Some of these 15 acts do go well beyond fair play and sportsmanship. Standing over a player and taunting him is one of them. While 15 yards is being walked off, let's got a step further and toss the guy from the game. The same might be said for a menacing defender imitating a slash of the throat or pretending to fire off a gun.
But what's so wrong about a player giving the first-down signal? Why penalize a college kid for high-fivin' the tuba player? Why penalize for jumping and bumping chests?
Or how about the 15-yarder for performing a military salute? If it's so ghastly, John "I'm reporting for duty'' Kerry is in deep bean soup for breaking out a salute at the Democratic convention in Boston. Dock that candidate 15 electoral delegates, please.
Unsportsmanlike? If these fine academic institutions that field moneyed football teams really gave a flip about decorum, they'd be more watchful of the ugly drunks they let into their stadiums.
Championing this anti-celebration movement is Bobby Gaston, the Southeastern Conference's very able chief of officials. Gaston is an admitted old-school guy who's tired of the over-the-top individual theatrics.

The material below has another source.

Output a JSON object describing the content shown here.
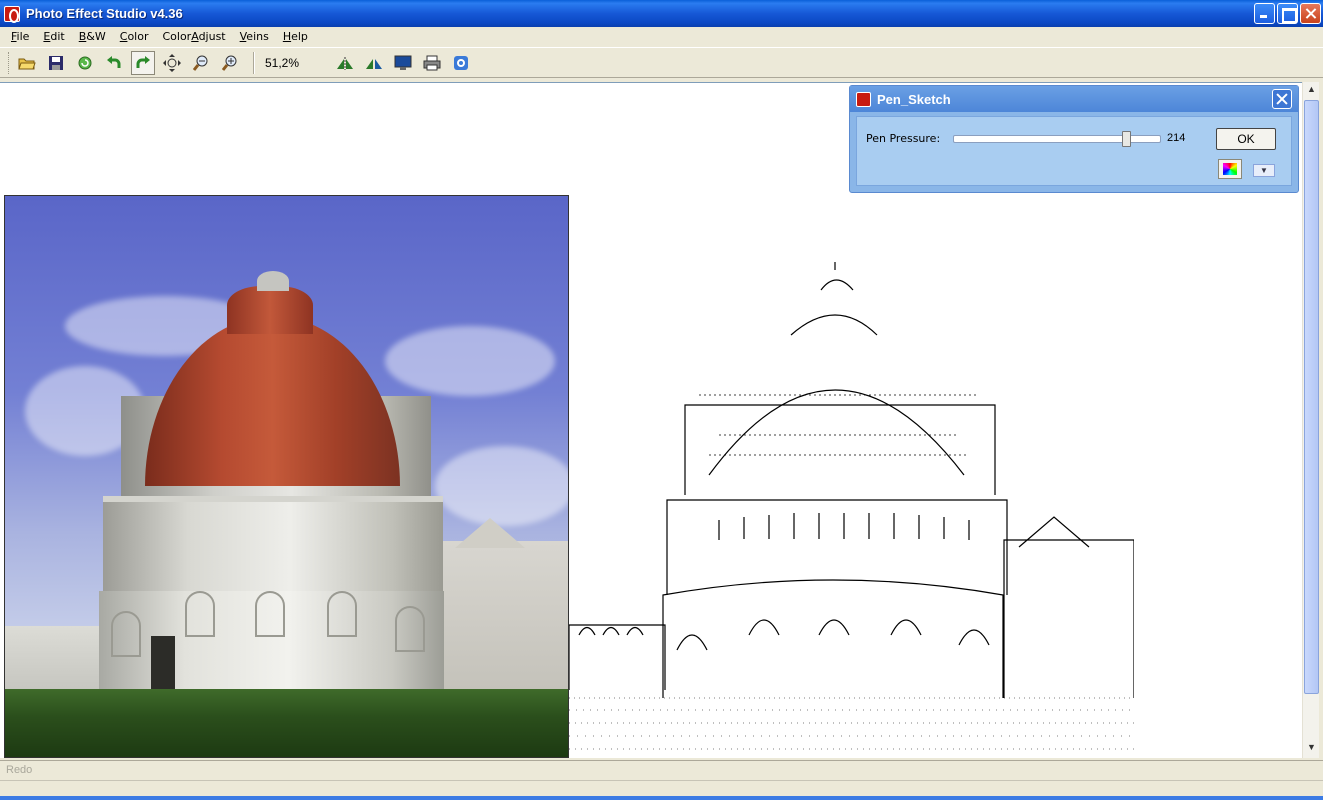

Gaston spent less than 30 minutes this past off-season composing a list of what he perceived to be boorish acts, which was endorsed by the rules committee and passed along to all the football-playing schools.
"They're all demeaning acts -- spiking the ball, spinning the ball,'' Gaston said. "[Officials] are not caddies for those guys. We don't need to be chasing the ball. They should hand us the damn ball or just leave it down.
"We have to get a hold of sportsmanship, because it is slipping away from us. You see it in the NFL. A guy goes and gets a cell phone [after scoring a TD]. They strike the Heisman pose. And they do all these things. I think those need to be eliminated from the game.''
Darn right, anything that slows the game is worth addressing. The same goes for demeaning acts. But let's not regulate spontaneity and healthy fun from Saturday afternoons.
"You can't control all this stuff,'' said David Pollack, Georgia's hard-charging defensive end. "A lot of people get caught up in the moment and do crazy things.''
Talking to players, even they understand that the throat-slashing motions have to go. But as Mississippi free safety Eric Oliver said, "I trash talk a good bit. So if they took that away my game might be hurt a little bit.
"As far as celebrating and stuff, as long as it is not out of hand they should let some of that stuff go. Don't be too harsh.''
Agreed. In other words, no one wants a game decided by a kid jumping up after a catch and signaling first down. Or, heaven forbid, failing to hand the ball to a zebra.